With the increasing demand for information security and security regulations all over the world, biometric recognition technology has been widely used in our everyday life. In this regard, multimodal ...biometrics technology has gained interest and became popular due to its ability to overcome a number of significant limitations of unimodal biometric systems. In this paper, a new multimodal biometric human identification system is proposed, which is based on a deep learning algorithm for recognizing humans using biometric modalities of iris, face, and finger vein. The structure of the system is based on convolutional neural networks (CNNs) which extract features and classify images by softmax classifier. To develop the system, three CNN models were combined; one for iris, one for face, and one for finger vein.
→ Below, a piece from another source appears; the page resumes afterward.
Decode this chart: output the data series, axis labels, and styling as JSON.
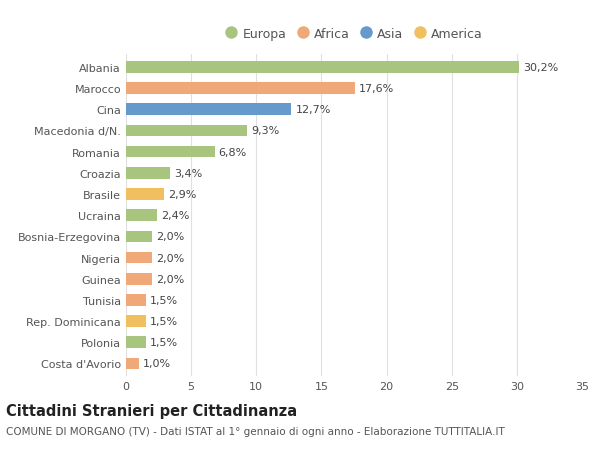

In order to build the CNN model, the famous pertained model VGG-16 was used, the Adam optimization method was applied and categorical cross-entropy was used as a loss function. Some techniques to avoid overfitting were applied, such as image augmentation and dropout techniques. For fusing the CNN models, different fusion approaches were employed to explore the influence of fusion approaches on recognition performance, therefore, feature and score level fusion approaches were applied. The performance of the proposed system was empirically evaluated by conducting several experiments on the SDUMLA-HMT dataset, which is a multimodal biometrics dataset. The obtained results demonstrated that using three biometric traits in biometric identification systems obtained better results than using two or one biometric traits. The results also showed that our approach comfortably outperformed other state-of-the-art methods by achieving an accuracy of 99.39%, with a feature level fusion approach and an accuracy of 100% with different methods of score level fusion.